Je me rends compte que j’évolue de plus en plus et que le lieu où j’habite s’harmonise et devient celui que je veux créer. Mon environnement se modèle à ce que « je suis » ou bien je me modèle à mon environnement. Lequel est lequel? Ce n’est pas important puisque les deux agissent en synergie et crée ma vie. Ma programmation m’amène à me faire vivre des choses qui demandent des efforts. Je sais, avec ma tête, que dans les lois spirituelles du succès de Deepak Chopra, il y a celle du moindre effort. C’est cette loi que je m’efforce d’ailleurs de pratiquer. Quand mon énergie est en synergie harmonique avec mon environnement, je peux me créer une vie avec facilité et sans effort, dans l’abondance, l’amour et le bonheur.

Comme j’ai toujours privilégié les études et l’apprentissage des connaissances, je me suis longtemps accroché à cette opportunité d’apprendre. Je constate que seul mon mental fut comblé de ces connaissances. J’apprenais et je me gargarisais de mon savoir sans intégrer ces études à ma vie.

L’univers, ayant le sens de l’humour, m’a permis de me créer des expériences pour mettre à exécution le processus d’intégration. Je me rends compte que tout ce que j’apprends et tout ce que j’enseigne provient de la vérité d’une ou de quelques personnes…

J’ai donc choisi de prendre du recul face à la formation et d’intégrer ce que j’avais appris depuis des décennies. Par cette recherche, j’apprends à créer ma vérité. J’ai remarqué avec des recherches, des expériences et des pratiques basées sur ces techniques, sciences, approches, connaissances des autres, conférences, etc. que chacun construit sa vérité en fonction de ses besoins, de ses goûts, de ses aspirations et de sa propre quête de la vérité.

« Tout ce que j’ai appris, je le remets en question, je ne prends rien comme une valeur absolue. » Je m’ouvre donc à apprendre de plus en plus vers ma vérité.

Je me permets de recommander ceci à chacun : oubliez tout ce que vous avez appris dans votre vie et choisissez de vivre ce que vous avez vraiment le goût de vivre, en honnêteté avec vous-mêmes, tout en respectant votre environnement.

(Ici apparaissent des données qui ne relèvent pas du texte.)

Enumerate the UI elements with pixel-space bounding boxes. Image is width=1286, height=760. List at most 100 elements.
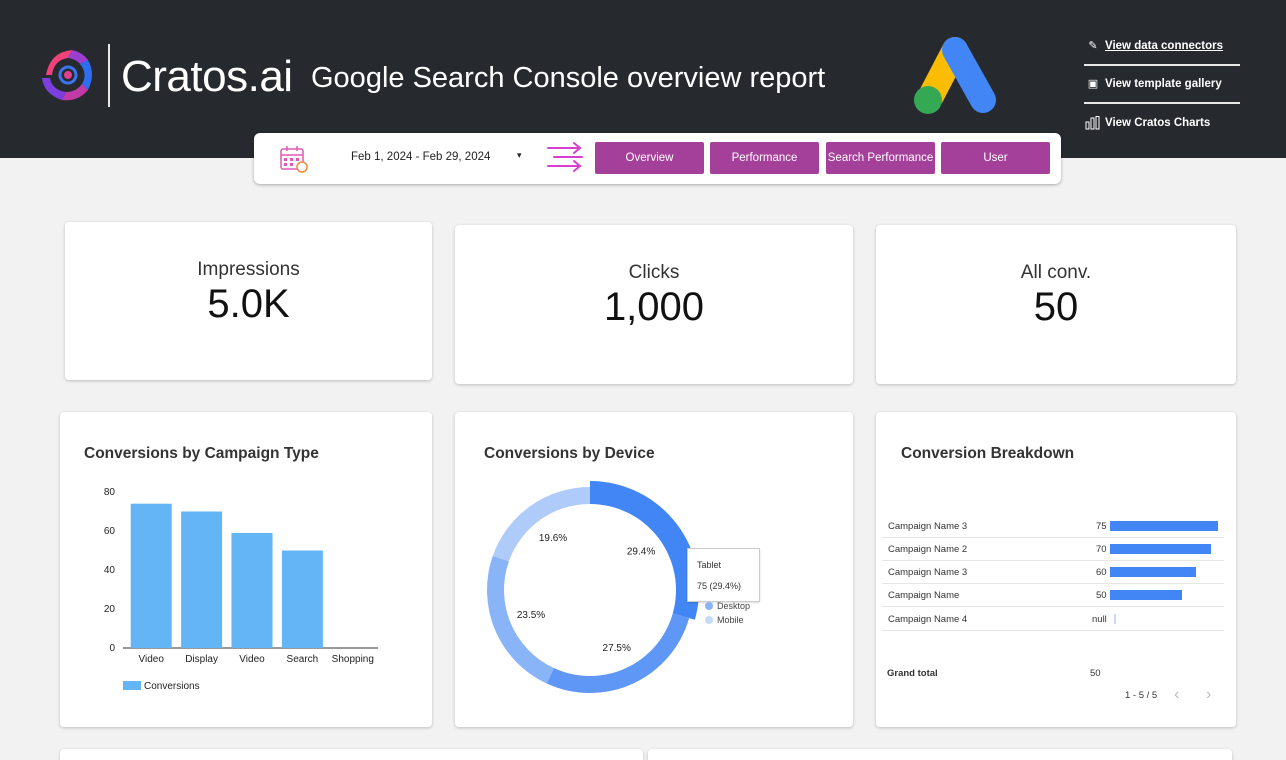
row-bar [1110, 567, 1197, 577]
row-name: Campaign Name 3 [888, 521, 968, 532]
conversion-breakdown-card: Conversion Breakdown Campaign Name 3 75 … [876, 412, 1236, 727]
x-tick-label: Video [239, 654, 265, 665]
legend-label: Desktop [717, 601, 751, 611]
legend-item-desktop[interactable]: Desktop [705, 601, 750, 611]
row-name: Campaign Name [888, 590, 960, 601]
row-bar [1114, 614, 1116, 624]
user-button[interactable]: User [941, 142, 1050, 174]
view-data-connectors-link[interactable]: ✎ View data connectors [1084, 28, 1240, 66]
next-page-icon[interactable]: › [1206, 686, 1212, 703]
header-links: ✎ View data connectors ▣ View template g… [1084, 28, 1240, 142]
gallery-icon: ▣ [1087, 78, 1099, 90]
campaign-type-bar-chart: 0 20 40 60 80 Video Display Video Search Shopping… [104, 487, 378, 692]
x-tick-label: Video [138, 654, 164, 665]
legend-label: Mobile [717, 615, 744, 625]
device-chart-card: Conversions by Device 29.4% 27.5% 23.5% 19.… [455, 412, 853, 727]
all-conversions-card: All conv. 50 [876, 225, 1236, 384]
campaign-type-chart-card: Conversions by Campaign Type 0 20 40 60 80 Vi… [60, 412, 432, 727]
y-tick-label: 40 [104, 565, 116, 576]
date-range-picker[interactable]: Feb 1, 2024 - Feb 29, 2024 [351, 151, 491, 163]
row-value: 75 [1096, 521, 1107, 532]
logo-divider [108, 44, 110, 107]
kpi-value: 1,000 [603, 285, 705, 329]
row-bar [1110, 590, 1182, 600]
y-tick-label: 60 [104, 526, 116, 537]
view-template-gallery-link[interactable]: ▣ View template gallery [1084, 66, 1240, 104]
performance-button[interactable]: Performance [710, 142, 819, 174]
bar[interactable] [130, 503, 172, 648]
x-tick-label: Shopping [332, 654, 374, 665]
row-value: 50 [1096, 590, 1107, 601]
x-tick-label: Search [287, 654, 319, 665]
row-name: Campaign Name 2 [888, 544, 968, 555]
grand-total-label: Grand total [887, 668, 938, 679]
slice-label: 23.5% [517, 610, 545, 621]
row-name: Campaign Name 3 [888, 567, 968, 578]
slice-label: 19.6% [539, 533, 567, 544]
chevron-down-icon[interactable]: ▾ [517, 150, 522, 160]
legend-item-mobile[interactable]: Mobile [705, 615, 744, 625]
bottom-card-right [648, 749, 1232, 760]
row-value: 60 [1096, 567, 1107, 578]
legend-dot [705, 616, 713, 624]
view-cratos-charts-link[interactable]: View Cratos Charts [1084, 104, 1240, 142]
table-row[interactable]: Campaign Name 50 [882, 584, 1224, 607]
pagination-label: 1 - 5 / 5 [1125, 690, 1158, 701]
row-name: Campaign Name 4 [888, 614, 968, 625]
row-value: 70 [1096, 544, 1107, 555]
grand-total-value: 50 [1090, 668, 1101, 679]
bar-chart-icon [1084, 116, 1102, 130]
row-value: null [1092, 614, 1107, 625]
bar[interactable] [181, 511, 223, 649]
overview-button[interactable]: Overview [595, 142, 704, 174]
slice-label: 27.5% [603, 643, 631, 654]
y-tick-label: 80 [104, 487, 116, 498]
table-row[interactable]: Campaign Name 3 60 [882, 561, 1224, 584]
donut-slice[interactable] [590, 481, 699, 620]
link-label: View Cratos Charts [1105, 117, 1211, 129]
kpi-label: All conv. [1020, 262, 1092, 283]
row-bar [1110, 544, 1211, 554]
device-donut-chart: 29.4% 27.5% 23.5% 19.6% [487, 481, 699, 693]
y-tick-label: 0 [109, 643, 115, 654]
chart-tooltip: Tablet 75 (29.4%) [687, 548, 760, 602]
brand-name: Cratos.ai [121, 52, 293, 101]
clicks-card: Clicks 1,000 [455, 225, 853, 384]
table-row[interactable]: Campaign Name 4 null [882, 608, 1224, 631]
impressions-card: Impressions 5.0K [65, 222, 432, 380]
x-tick-label: Display [185, 654, 218, 665]
table-row[interactable]: Campaign Name 3 75 [882, 515, 1224, 538]
report-header: Cratos.ai Google Search Console overview… [0, 0, 1286, 158]
donut-slice[interactable] [487, 555, 554, 684]
kpi-label: Clicks [628, 262, 680, 283]
kpi-value: 5.0K [207, 282, 290, 326]
search-performance-button[interactable]: Search Performance [826, 142, 935, 174]
kpi-label: Impressions [197, 259, 300, 280]
chart-title: Conversions by Device [484, 445, 655, 462]
cratos-logo-icon [42, 50, 92, 101]
plug-icon: ✎ [1088, 40, 1098, 52]
link-label: View template gallery [1105, 78, 1222, 90]
chart-title: Conversion Breakdown [901, 445, 1075, 462]
bottom-card-left [60, 749, 643, 760]
donut-slice[interactable] [546, 613, 690, 693]
prev-page-icon[interactable]: ‹ [1174, 686, 1180, 703]
bar[interactable] [231, 532, 273, 648]
tooltip-value: 75 (29.4%) [697, 581, 742, 591]
bar[interactable] [281, 550, 323, 649]
chart-title: Conversions by Campaign Type [84, 445, 319, 462]
tooltip-title: Tablet [697, 560, 722, 570]
link-label: View data connectors [1105, 40, 1224, 52]
y-tick-label: 20 [104, 604, 116, 615]
slice-label: 29.4% [627, 546, 655, 557]
legend-dot [705, 602, 713, 610]
row-bar [1110, 521, 1218, 531]
filter-bar: Feb 1, 2024 - Feb 29, 2024 ▾ Overview Pe… [254, 133, 1061, 184]
legend-swatch [123, 681, 141, 690]
donut-slice[interactable] [492, 487, 590, 562]
arrows-right-icon [547, 142, 583, 172]
google-ads-logo-icon [914, 37, 996, 114]
table-row[interactable]: Campaign Name 2 70 [882, 538, 1224, 561]
calendar-icon[interactable] [279, 145, 309, 173]
kpi-value: 50 [1033, 285, 1079, 329]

Ainsi, la géobiologie, le Feng Shui, les différentes approches de santé et de mieux-être deviendront pour vous des outils que vous pourrez utiliser pour votre plus grand bien et non pour vous créer des obligations à agir, faire, changer ou être comme certaines personnes ont décidé que vous deviez agir, faire, changer ou être…

« Le gros bon sens »
Chaque personne possède ce que je nomme le gros bon sens. Il fluctue d’un humain à l’autre, mais dans l’ensemble, on arrive à un dénominateur commun qui respecte tout un chacun. Évidemment, l’ego des hommes prend souvent le dessus pour imposer sa vérité.

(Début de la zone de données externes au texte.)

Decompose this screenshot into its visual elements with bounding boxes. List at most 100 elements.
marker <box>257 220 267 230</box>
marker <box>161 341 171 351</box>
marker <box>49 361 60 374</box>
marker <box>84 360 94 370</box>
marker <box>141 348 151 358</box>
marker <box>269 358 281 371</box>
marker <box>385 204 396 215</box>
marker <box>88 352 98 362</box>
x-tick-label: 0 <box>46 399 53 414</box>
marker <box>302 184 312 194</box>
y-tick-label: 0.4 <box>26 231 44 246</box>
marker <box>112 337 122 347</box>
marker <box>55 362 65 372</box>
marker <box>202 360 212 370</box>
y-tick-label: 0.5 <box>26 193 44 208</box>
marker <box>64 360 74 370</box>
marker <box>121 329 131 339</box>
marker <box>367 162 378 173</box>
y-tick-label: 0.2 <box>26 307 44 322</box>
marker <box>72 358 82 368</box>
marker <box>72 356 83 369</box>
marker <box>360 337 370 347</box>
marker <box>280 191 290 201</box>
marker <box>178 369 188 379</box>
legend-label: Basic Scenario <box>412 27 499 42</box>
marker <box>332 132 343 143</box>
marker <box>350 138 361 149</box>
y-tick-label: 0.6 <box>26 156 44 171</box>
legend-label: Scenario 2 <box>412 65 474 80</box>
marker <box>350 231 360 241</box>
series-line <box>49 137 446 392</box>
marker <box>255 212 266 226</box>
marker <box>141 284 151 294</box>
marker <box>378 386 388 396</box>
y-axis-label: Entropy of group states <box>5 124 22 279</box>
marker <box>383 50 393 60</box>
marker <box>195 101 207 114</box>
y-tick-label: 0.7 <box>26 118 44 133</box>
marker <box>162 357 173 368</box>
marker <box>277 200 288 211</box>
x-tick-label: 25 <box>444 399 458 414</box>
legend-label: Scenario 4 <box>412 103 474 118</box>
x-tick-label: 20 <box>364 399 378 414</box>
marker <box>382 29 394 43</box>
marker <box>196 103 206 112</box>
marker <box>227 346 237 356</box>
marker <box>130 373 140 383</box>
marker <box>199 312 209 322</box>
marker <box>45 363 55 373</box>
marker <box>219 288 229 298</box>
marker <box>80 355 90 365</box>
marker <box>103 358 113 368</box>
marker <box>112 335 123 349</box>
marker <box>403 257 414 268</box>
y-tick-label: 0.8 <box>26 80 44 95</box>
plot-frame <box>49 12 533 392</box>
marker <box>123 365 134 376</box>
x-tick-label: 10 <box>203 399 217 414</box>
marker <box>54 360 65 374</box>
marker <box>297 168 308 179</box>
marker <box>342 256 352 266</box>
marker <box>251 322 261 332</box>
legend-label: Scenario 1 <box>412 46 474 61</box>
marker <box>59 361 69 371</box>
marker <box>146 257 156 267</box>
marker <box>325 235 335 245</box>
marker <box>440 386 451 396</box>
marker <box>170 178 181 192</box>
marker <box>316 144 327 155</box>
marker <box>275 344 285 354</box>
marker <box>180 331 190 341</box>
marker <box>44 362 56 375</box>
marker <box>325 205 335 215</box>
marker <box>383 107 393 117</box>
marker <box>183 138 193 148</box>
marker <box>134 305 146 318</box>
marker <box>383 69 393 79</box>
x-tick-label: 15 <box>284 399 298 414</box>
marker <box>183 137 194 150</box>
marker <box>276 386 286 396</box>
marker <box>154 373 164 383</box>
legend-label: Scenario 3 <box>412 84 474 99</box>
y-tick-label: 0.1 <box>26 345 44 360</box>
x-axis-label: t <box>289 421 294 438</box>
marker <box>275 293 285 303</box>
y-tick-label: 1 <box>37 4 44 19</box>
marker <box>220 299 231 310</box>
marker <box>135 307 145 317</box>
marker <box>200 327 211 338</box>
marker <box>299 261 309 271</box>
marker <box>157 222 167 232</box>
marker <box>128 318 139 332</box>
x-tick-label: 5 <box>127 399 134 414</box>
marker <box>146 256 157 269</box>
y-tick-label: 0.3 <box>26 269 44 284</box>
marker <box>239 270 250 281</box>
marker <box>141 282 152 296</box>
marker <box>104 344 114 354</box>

Faisons une petite réflexion…
« Je suis seul dans un lieu où une catastrophe naturelle a balayé la terre. » Je suis dans ce lieu et je choisis de vivre et de me créer ma vie… Quel est mon premier réflexe? Comment je choisis d’agir? Qu’est-ce que je recherche en premier lieu? Quel besoin j’essaie de combler? Est-ce que je passe ma journée à faire des réunions pour décider qu’est-ce que les autres doivent faire pour moi?… Il n’y en a pas d’autres, je suis seul,… actuellement…

Qu’est-ce que je fais dans ma vie actuelle qui ne répond pas à ces questions ou qui répond à ces questions???

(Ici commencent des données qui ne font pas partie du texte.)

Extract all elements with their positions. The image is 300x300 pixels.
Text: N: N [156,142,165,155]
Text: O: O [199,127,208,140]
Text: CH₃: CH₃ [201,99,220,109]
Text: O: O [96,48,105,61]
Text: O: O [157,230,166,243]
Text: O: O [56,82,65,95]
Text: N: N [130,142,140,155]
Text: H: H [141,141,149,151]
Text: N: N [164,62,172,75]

Je crois que je commence par respirer, regarder le ciel et les environs où je peux trouver l’eau qui va m’abreuver. Je regarde si la nature a quelques pousses qui peuvent me nourrir et je cherche dans l’environnement immédiat les matériaux nécessaires pour me construire un abri. Pour cet abri, je choisis un lieu protégé des froids du nord, des vents dominants, tout en laissant entrer la lumière et la chaleur du soleil. Je n’ai pas besoin de boussole, ni d’instruments précis ou compliqués, seulement mon intuition, mon intelligence et du gros bon sens. Ainsi, mon environnement me fournit tout ce dont j’ai besoin pour me permettre de vivre de mieux en mieux.

C’est là, la base du Feng Shui et de la géobiologie, le gros bon sens. Ce ne sont pas les dragons, tortues, tigres, animaux ou amulettes de toutes sortes qui m’apportent ce dont j’ai besoin, seulement mon pouvoir intérieur.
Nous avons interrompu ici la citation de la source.